The above detailed description of the embodiments of the invention is not intended to be exhaustive or to limit the invention to the precise form disclosed above or to the particular field of usage mentioned in this disclosure. While specific embodiments of, and examples for, the invention are described above for illustrative purposes, various equivalent modifications are possible within the scope of the invention, as those skilled in the relevant art will recognize. Also, the teachings of the invention provided herein can be applied to other systems, not necessarily the system described above. The elements and acts of the various embodiments described above can be combined to provide further embodiments.
All of the above patents and applications and other references, including any that may be listed in accompanying filing papers, are incorporated herein by reference. Aspects of the invention can be modified, if necessary, to employ the systems, functions, and concepts of the various references described above to provide yet further embodiments of the invention.

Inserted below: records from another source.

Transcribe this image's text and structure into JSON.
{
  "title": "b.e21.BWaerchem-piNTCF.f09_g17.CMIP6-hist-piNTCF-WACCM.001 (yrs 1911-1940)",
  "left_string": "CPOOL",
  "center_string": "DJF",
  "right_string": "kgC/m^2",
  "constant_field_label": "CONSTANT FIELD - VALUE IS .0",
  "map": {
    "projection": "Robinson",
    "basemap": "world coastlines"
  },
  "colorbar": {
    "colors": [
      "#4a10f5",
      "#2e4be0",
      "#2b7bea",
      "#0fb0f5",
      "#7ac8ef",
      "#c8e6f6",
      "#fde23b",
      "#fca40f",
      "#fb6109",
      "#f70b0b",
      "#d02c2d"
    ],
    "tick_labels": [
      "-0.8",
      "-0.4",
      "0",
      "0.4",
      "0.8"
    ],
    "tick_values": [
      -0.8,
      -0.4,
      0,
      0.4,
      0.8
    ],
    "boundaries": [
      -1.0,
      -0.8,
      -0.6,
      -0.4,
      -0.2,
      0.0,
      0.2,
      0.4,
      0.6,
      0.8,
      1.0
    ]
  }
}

Changes can be made to the invention in light of the above “Detailed Description.” While the above description details certain embodiments of the invention and describes the best mode contemplated, no matter how detailed the above appears in text, the invention can be practiced in many ways. Therefore, implementation details may vary considerably while still being encompassed by the invention disclosed herein. As noted above, particular terminology used when describing certain features or aspects of the invention should not be taken to imply that the terminology is being redefined herein to be restricted to any specific characteristics, features, or aspects of the invention with which that terminology is associated.
While certain aspects of the invention are presented below in certain claim forms, the inventor contemplates the various aspects of the invention in any number of claim forms. Accordingly, the inventor reserves the right to add additional claims after filing the application to pursue such additional claim forms for other aspects of the invention.
This application is a continuation-in-part of U.S. patent application Ser. No. 15/333,173, filed on Oct. 24, 2016, and is incorporated herein by reference.